Piekło. Wyobraź sobie, że spędzasz w ten sposób całe życie. Dotykany paluchami niezliczonych ludzkich “pociech”, przekazywany z rąk do rąk, jeśli jesteś “milutki”, ewentualnie zamknięty w klatce, jeśli możesz ugryźć. Ktoś rzuci cię lodem na patyku, ktoś pociągnie za ogon. Rozchichotana ludzka matka uwieczni twoje cierpienie na telefon. Brajanek tak ładnie bawił się ze zwierzątkiem.

Zoo w Zyrianowsku mieści się na parterze zwykłego domu mieszkalnego
Zoo w Zyrianowsku mieści się na parterze zwykłego domu mieszkalnego

Petersburg, Rosja

Nie tam, nie w blokowym zoo miasta Zyrianowska? To może w którymś z popularnych kurortów? Na jednym z tych deptaków, gdzie w upalnym słońcu twój właściciel pokazuje cię dziuniom ze sztucznym biustem. One biorą cię na ręce, bo taki słodki, a ich przypakowany chłopak robi zdjęcie.

Ta zabawa to domena głównie narodów Związku Radzieckiego. Na promenadach Odessy, nadmorskich bulwarach Krymu, w Abchazji i Moskwie – wszędzie tam można spotkać małpki, pawie, przywiązane do ręki orły… Spędzają całe dnie w palącym słońcu, pozując do zdjęć ze sztucznobiustowymi dziuniami. A co po zachodzie słońca? Trudno to sprawdzić, ale naiwne byłoby myślenie, że właściciel prawdziwie kocha swoje źródło zarobku.

W Petersburgu, północnej stolicy Rosji, na parkowej ławce przysiadł mały niedźwiedź. Na ile może, rozchyla spętany pyszczek i pije wodę z butelki. Fotografujące się w parku śluby z przyjemnością wykorzystają niedźwiadka do zdjęć, a jego właściciel chętnie weźmie do ręki pieniądze.

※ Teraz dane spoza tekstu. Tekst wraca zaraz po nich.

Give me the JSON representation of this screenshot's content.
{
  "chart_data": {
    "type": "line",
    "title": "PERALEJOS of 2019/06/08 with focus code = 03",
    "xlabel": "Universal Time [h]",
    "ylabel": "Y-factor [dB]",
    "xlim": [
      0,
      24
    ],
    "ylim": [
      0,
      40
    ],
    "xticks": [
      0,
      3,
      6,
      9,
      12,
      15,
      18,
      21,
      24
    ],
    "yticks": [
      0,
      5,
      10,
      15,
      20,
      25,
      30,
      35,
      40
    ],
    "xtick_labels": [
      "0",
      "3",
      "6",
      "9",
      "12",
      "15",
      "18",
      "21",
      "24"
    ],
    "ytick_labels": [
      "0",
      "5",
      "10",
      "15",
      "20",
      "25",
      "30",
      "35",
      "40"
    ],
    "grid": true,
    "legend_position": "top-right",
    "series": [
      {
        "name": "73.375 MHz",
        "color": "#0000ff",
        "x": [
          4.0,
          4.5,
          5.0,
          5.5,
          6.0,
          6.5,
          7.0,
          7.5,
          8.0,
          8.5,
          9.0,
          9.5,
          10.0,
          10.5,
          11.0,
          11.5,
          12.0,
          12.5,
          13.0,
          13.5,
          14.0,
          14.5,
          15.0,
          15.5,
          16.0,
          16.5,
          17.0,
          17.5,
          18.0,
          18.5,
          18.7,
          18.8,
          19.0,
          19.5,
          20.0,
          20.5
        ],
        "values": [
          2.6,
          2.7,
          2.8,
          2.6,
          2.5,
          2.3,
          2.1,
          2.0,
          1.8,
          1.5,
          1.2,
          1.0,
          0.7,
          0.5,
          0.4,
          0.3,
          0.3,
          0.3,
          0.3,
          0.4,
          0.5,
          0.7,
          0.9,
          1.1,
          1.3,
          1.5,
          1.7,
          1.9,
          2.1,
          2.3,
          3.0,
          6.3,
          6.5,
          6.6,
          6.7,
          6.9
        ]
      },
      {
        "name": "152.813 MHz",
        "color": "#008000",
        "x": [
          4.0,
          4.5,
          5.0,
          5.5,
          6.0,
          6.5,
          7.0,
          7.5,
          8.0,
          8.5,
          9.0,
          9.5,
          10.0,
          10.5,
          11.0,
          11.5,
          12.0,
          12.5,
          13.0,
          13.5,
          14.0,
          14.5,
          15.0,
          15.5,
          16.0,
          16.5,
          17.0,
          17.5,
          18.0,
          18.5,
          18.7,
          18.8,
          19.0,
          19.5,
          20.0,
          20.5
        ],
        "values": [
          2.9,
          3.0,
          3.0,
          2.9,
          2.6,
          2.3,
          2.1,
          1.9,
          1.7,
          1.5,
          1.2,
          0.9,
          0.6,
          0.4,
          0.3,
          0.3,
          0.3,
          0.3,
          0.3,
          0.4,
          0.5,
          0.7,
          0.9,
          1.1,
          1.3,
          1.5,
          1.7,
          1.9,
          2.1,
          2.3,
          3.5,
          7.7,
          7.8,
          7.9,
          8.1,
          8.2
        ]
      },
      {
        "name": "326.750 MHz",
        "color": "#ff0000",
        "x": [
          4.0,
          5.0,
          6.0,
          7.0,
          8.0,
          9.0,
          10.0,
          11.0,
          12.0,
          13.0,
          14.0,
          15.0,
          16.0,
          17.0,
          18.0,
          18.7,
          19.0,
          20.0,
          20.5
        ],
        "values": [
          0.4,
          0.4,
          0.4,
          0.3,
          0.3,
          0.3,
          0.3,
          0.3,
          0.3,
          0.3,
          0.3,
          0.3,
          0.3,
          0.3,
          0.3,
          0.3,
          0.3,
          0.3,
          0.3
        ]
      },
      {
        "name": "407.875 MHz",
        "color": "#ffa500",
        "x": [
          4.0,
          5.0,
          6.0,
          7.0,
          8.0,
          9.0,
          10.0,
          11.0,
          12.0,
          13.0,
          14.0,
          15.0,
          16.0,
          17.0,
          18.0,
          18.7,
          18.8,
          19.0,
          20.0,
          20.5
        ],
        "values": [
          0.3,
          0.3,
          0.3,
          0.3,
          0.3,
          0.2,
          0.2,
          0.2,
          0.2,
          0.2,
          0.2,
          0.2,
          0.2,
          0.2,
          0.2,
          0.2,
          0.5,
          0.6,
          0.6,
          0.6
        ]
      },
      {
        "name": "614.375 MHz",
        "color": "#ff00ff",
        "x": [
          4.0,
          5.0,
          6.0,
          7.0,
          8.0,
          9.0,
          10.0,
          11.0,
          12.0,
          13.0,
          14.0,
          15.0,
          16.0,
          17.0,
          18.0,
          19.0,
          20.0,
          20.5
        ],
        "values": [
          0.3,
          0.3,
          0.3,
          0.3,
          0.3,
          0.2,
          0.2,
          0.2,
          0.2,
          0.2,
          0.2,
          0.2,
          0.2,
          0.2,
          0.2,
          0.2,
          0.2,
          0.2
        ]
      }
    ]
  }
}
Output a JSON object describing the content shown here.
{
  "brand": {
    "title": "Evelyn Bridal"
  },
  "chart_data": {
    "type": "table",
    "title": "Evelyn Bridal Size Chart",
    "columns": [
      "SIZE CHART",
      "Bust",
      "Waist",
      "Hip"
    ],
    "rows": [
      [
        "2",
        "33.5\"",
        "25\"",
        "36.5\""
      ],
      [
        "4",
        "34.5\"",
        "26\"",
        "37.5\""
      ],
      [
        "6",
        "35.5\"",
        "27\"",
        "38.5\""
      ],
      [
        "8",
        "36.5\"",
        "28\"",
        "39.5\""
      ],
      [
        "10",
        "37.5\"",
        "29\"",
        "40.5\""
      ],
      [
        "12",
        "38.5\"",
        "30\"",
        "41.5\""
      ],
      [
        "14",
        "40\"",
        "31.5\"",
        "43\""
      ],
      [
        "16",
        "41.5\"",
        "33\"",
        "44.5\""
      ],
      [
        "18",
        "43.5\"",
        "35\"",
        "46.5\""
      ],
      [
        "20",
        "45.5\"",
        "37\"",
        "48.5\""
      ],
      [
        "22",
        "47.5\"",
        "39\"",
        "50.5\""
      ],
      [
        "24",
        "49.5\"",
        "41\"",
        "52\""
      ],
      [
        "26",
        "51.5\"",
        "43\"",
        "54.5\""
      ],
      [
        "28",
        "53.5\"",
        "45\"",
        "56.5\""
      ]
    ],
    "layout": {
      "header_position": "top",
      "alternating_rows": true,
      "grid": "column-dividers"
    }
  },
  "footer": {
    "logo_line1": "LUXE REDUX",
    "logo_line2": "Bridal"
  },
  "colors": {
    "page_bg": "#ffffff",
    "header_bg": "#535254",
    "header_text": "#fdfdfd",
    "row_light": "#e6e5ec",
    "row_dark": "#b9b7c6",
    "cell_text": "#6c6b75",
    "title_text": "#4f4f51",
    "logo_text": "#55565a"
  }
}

Parkowy niedźwiadek w Petersburgu
Parkowy niedźwiadek w Petersburgu

Hanoi, Wietnam

Na gorącym chodniku w tropikalnej duchocie stolicy Wietnamu leży klatka. W niej – trzy małe pieski. Skamlące, wspinające się łapkami na pręty, wołające leżącą nieopodal mamę. Psia mama jednak się do nich nie zbliży, bo jest przykuta łańcuchem.

Cała psia rodzinka zostanie wkrótce zjedzona. Oczywiście nadmierne przejmowanie się jedynie tym kuchennym aspektem byłoby hipokryzją. W końcu to przyjęta kultura mówi nam o tym, jakie zwierzęta zjadamy na co dzień, a jakich nigdy nie tkniemy. Tym, że pieski z Hanoi zostaną za niedługo ugotowane, prawdziwie może się przejąć ten, kto na równi z nimi żałuje zamkniętych w ciasnych boksach krów z polskich ubojni.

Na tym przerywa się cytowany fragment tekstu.